What A Mural in Qatar Says About Qatar-Gulf Relations


In the small sheikhdoms along the Arabian Gulf, big political questions are rarely visible in everyday life. But now, the region’s politics can be seen from 5,000 feet above the ground. When approaching Doha by plane, passengers can see the face of the Emir of Qatar, Sheikh Tamim bin Hamad Al–Thani, sketched into 78,000 square meters of desert sands.

Revealed on Qatar’s National Day in December, the image is an enlarged replica of Qatari artist Ahmed bin Majed Almaadheed’s Tamim Al Majd (“Tamim is glorious”) mural. Since June 2017, the mural started to appear on car bumper stickers, walls in public spaces, and banners on buildings along Doha’s skyline. Now, it’s taken the form of a desert portrait vying to enter the Guinness Book of World Records for largest portrait ever made.

The mural is a visible sign of a recent surge in popular support for the Emir since three Gulf Cooperation Council (GCC) countries turned their backs on Doha. Citing Qatar’s purported support for terrorism and religious extremism, Saudi Arabia, the United Arab Emirates and Bahrain withdrew their ambassadors from Doha last June and issued a trade and travel embargo on their small neighbor. A few days later, the blockading powers handed a list of demands to the Qatari government that included curbing ties with Iran, shutting down a Turkish air base, and closing the popular Qatari news network Al Jazeera.

This isn’t the first time Qatar has been isolated from its neighbors. In March 2014, the same countries withdrew their ambassadors after allegations emerged that Doha was interfering in their internal affairs. What’s special about the current context, however, is the visibility of the “Tamim is glorious” mural and the support for the royal family that it represents. In fact, most local news outlets speak of the mural as an expression of national loyalty and support for the Emir and his 2030 National Vision.

But the rapid replication of the mural isn’t just a sign of spontaneous domestic support for the leadership. Over the past seven months, it has also become part and parcel of Qatar’s far-reaching image politics and its leadership’s conscious effort to reshape its national and international “brand.”

Riding the wave of political support, a number of official institutions in Qatar quickly began replicating the mural. For example, the state-run Qatar Museums (QM) held a “Tamim al Majd: Celebration of National Unity” pop-up exhibition last August in the Museum of Islamic Art park featuring murals from all over the country. Calling the mural’s popularity a “significant moment in Qatar’s history,” QM’s actions have helped tie Qatar’s national identity to the face and vision of its ruler.

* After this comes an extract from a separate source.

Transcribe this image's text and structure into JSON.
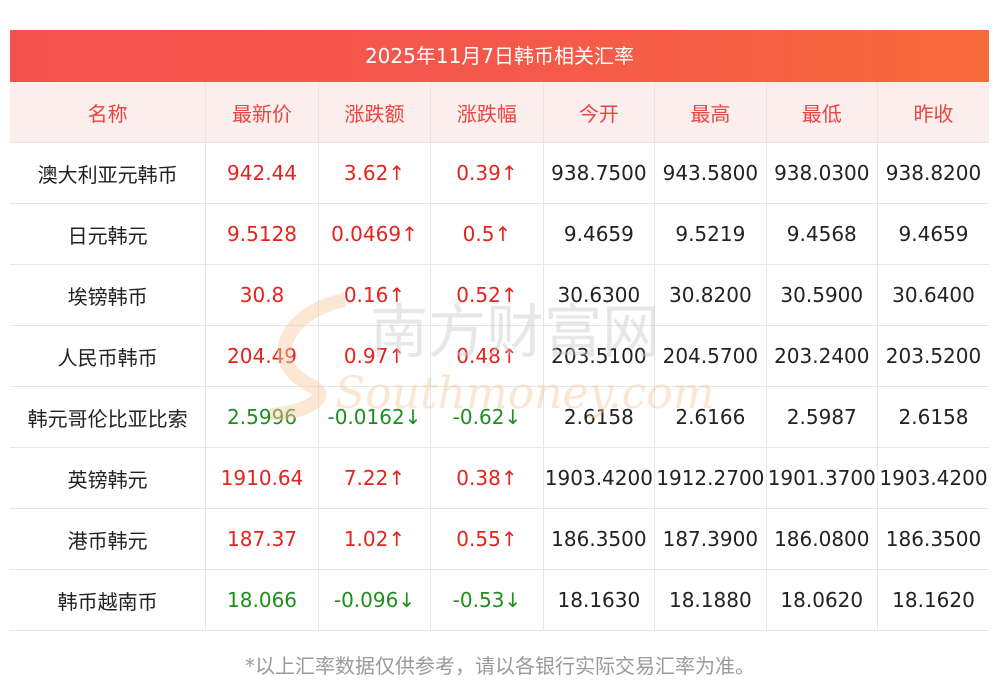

Another creative engagement with the “siege” was QM’s “100 days of blockage” initiative launched last September, which asked local artists to produce artworks that “best express how they feel about the present political situation.” This may seem an unusual request in a society that’s long been characterized as inherently apolitical and where government subsidies are said to “buy” political support. But it’s actually a calculated strategy to highlight Qatar’s open and inclusive political climate in contrast to its neighbors.

In the days leading up to Qatar’s national day, the Doha Film Institute hosted an exhibition called “Le Blockade” that put on a similar display of nationalist sentiment. Featuring responses from citizens and residents about their views on Qatar, the exhibition reflected widespread support for the Emir and his policy of persistence.

Attempts to use the crisis to distinguish Qatar from the “sieging nations” go further than the display of art projects. The leadership in Doha has also started to use the moment of isolation to present Qatar as a force for good in the region by emphasizing changes to its kafala labor and sponsorship system. First announced in December 2016, the proposed changes came after years of fierce international criticism for inhumane conditions for thousands of migrant workers and allegations of slavery in Qatar. If the new contract-based labor agreements are put into practice, they will have a significant impact on Qatar’s expatriate population, which makes up over 99 percent of its private sector workforce and 90 percent of its residents.

Last October, Emir Tamim took the opportunity to reiterate his commitment to recognizing the important role of non-citizens in Qatar before the U.N. General Assembly. In a statement that was certainly a departure from the norm in the Gulf, Sheikh Tamim thanked both the Qatari people and the multinational and multicultural residents of Qatar, thus positioning himself as an open and accepting Emir who represents the diverse segments of his country’s population.

But while the current crisis has enabled the image-conscious leadership in Doha to present Qatar as an open and outward-looking state, it may also force Qatar to look inward, thwarting further regional integration with its neighbors. A few years ago, for instance, there were plans to build a railway connecting Gulf capitals from Kuwait to Muscat. But now, Doha is testing its own domestic rail systems—with some trains featuring none other than the Tamim is glorious mural.

Much can still change as the Qatar-Gulf crisis continues into 2018, but one thing is clear: Qatar’s current political landscape seems bound—quite literally—to the vision of Sheikh Tamim.